With each interaction, I learned something new about the immigration process from the point of view of immigrants themselves. Yet as I came home each day, my thoughts dwelled on the unjust, frustrating aspects of asylum-seeking. We’d learned a few weeks earlier that only 11% of applications are approved. For some, the asylum process can take several years from start to finish. What I considered a “strong” case for asylum, experienced attorneys deemed weak, simply because the standards for granting asylum remain high, and criteria incredibly narrow.
At the conclusion of Duke Engage, my relationship to the asylum process cuts both ways. As I attached clients’ passport photos and sent their applications off, my perspective on what it means to be an immigrant grew exponentially. Clients exemplified their unwavering strength, positivity, and faith; likewise, I found myself becoming more hopeful and passionate about each one. Yet remaining optimistic in the face of these statistics was an incredible challenge. Clients had poured their hearts out to me, speaking of the unfathomable danger, injustice, and trauma they’d faced to get here. But I’d be naive to think that their adversity didn’t have ongoing effects. Or that their struggles were simply a thing of the past.

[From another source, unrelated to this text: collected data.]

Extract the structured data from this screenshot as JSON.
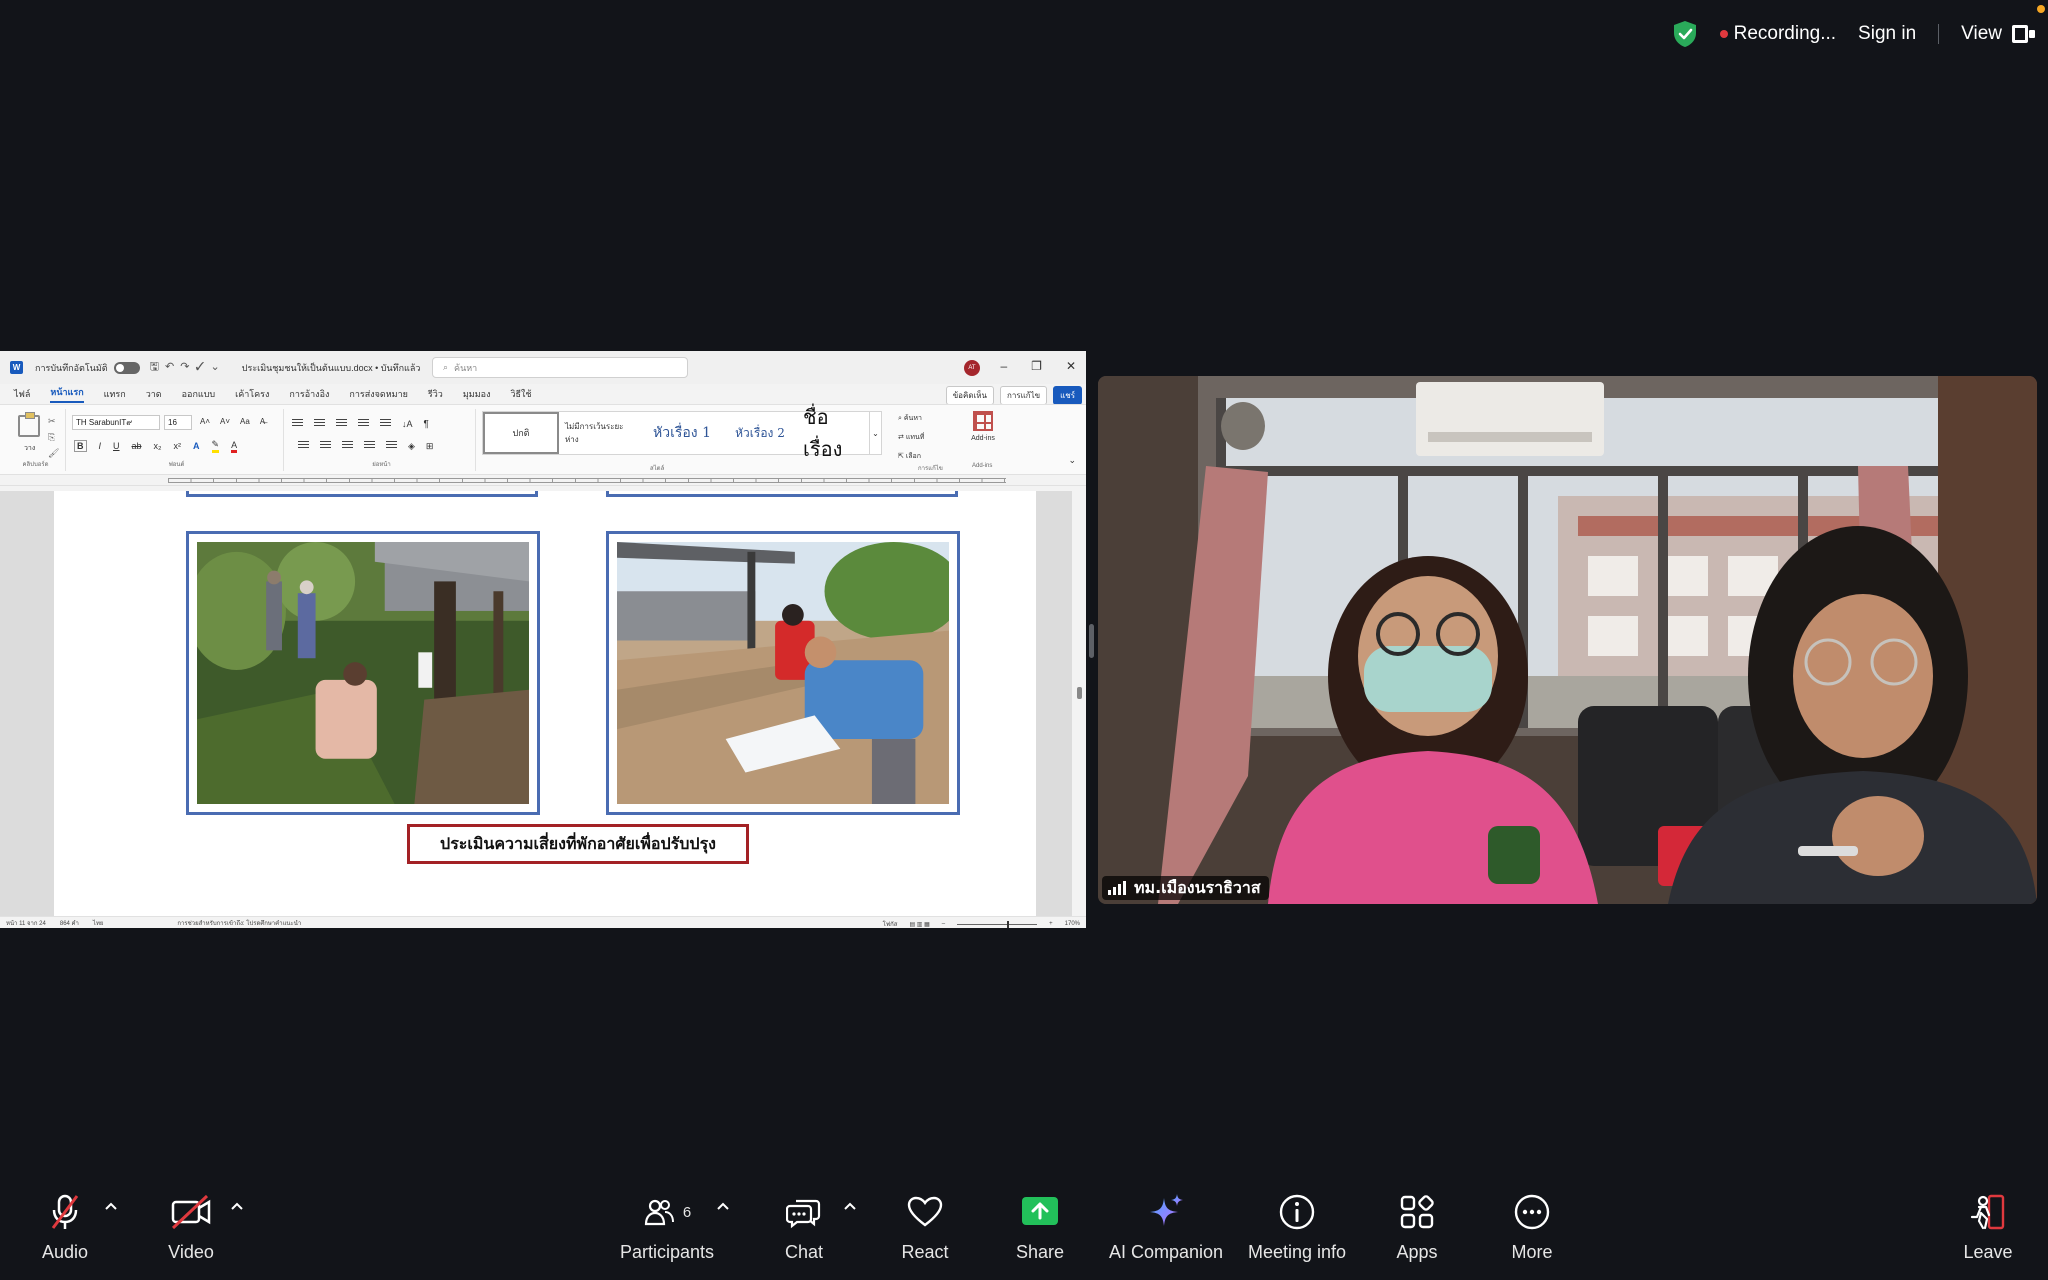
{
  "status_bar": {
    "recording": "Recording...",
    "sign_in": "Sign in",
    "view": "View"
  },
  "word": {
    "autosave_label": "การบันทึกอัตโนมัติ",
    "doc_title": "ประเมินชุมชนให้เป็นต้นแบบ.docx • บันทึกแล้ว",
    "search_placeholder": "ค้นหา",
    "avatar": "AT",
    "tabs": [
      "ไฟล์",
      "หน้าแรก",
      "แทรก",
      "วาด",
      "ออกแบบ",
      "เค้าโครง",
      "การอ้างอิง",
      "การส่งจดหมาย",
      "รีวิว",
      "มุมมอง",
      "วิธีใช้"
    ],
    "comments": "ข้อคิดเห็น",
    "editing": "การแก้ไข",
    "share": "แชร์",
    "font_name": "TH SarabunIT๙",
    "font_size": "16",
    "clipboard_label": "คลิปบอร์ด",
    "font_label": "ฟอนต์",
    "paragraph_label": "ย่อหน้า",
    "styles_label": "สไตล์",
    "editing_label": "การแก้ไข",
    "addins_label": "Add-ins",
    "paste_label": "วาง",
    "styles": [
      "ปกติ",
      "ไม่มีการเว้นระยะห่าง",
      "หัวเรื่อง 1",
      "หัวเรื่อง 2",
      "ชื่อเรื่อง"
    ],
    "find": "ค้นหา",
    "replace": "แทนที่",
    "select": "เลือก",
    "addins": "Add-ins",
    "caption": "ประเมินความเสี่ยงที่พักอาศัยเพื่อปรับปรุง",
    "status_page": "หน้า 11 จาก 24",
    "status_words": "864 คำ",
    "status_lang": "ไทย",
    "status_accessibility": "การช่วยสำหรับการเข้าถึง: โปรดศึกษาคำแนะนำ",
    "status_focus": "โฟกัส",
    "zoom": "170%"
  },
  "participant": {
    "name": "ทม.เมืองนราธิวาส"
  },
  "toolbar": {
    "audio": "Audio",
    "video": "Video",
    "participants": "Participants",
    "participants_count": "6",
    "chat": "Chat",
    "react": "React",
    "share": "Share",
    "ai_companion": "AI Companion",
    "meeting_info": "Meeting info",
    "apps": "Apps",
    "more": "More",
    "leave": "Leave"
  },
  "colors": {
    "background": "#121419",
    "recording_dot": "#e0393e",
    "shield": "#2aaa5a",
    "share_green": "#22c05a",
    "word_blue": "#185abd",
    "frame_blue": "#4a6cb2",
    "caption_border": "#a32125",
    "muted_red": "#e0393e"
  }
}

Amidst my mixed feelings, there’s one thing I can say with confidence. Despite policy challenges and discouraging data, the attorneys I met this summer sustain hope, passion, and motivation for each of the hundreds of cases they tackle. I left work each day inspired by them, and inspired by every new immigrant I met. Thanks to CCLS, I’d come face to face with the power of advocacy: on individual lives, on systems, and on the world itself.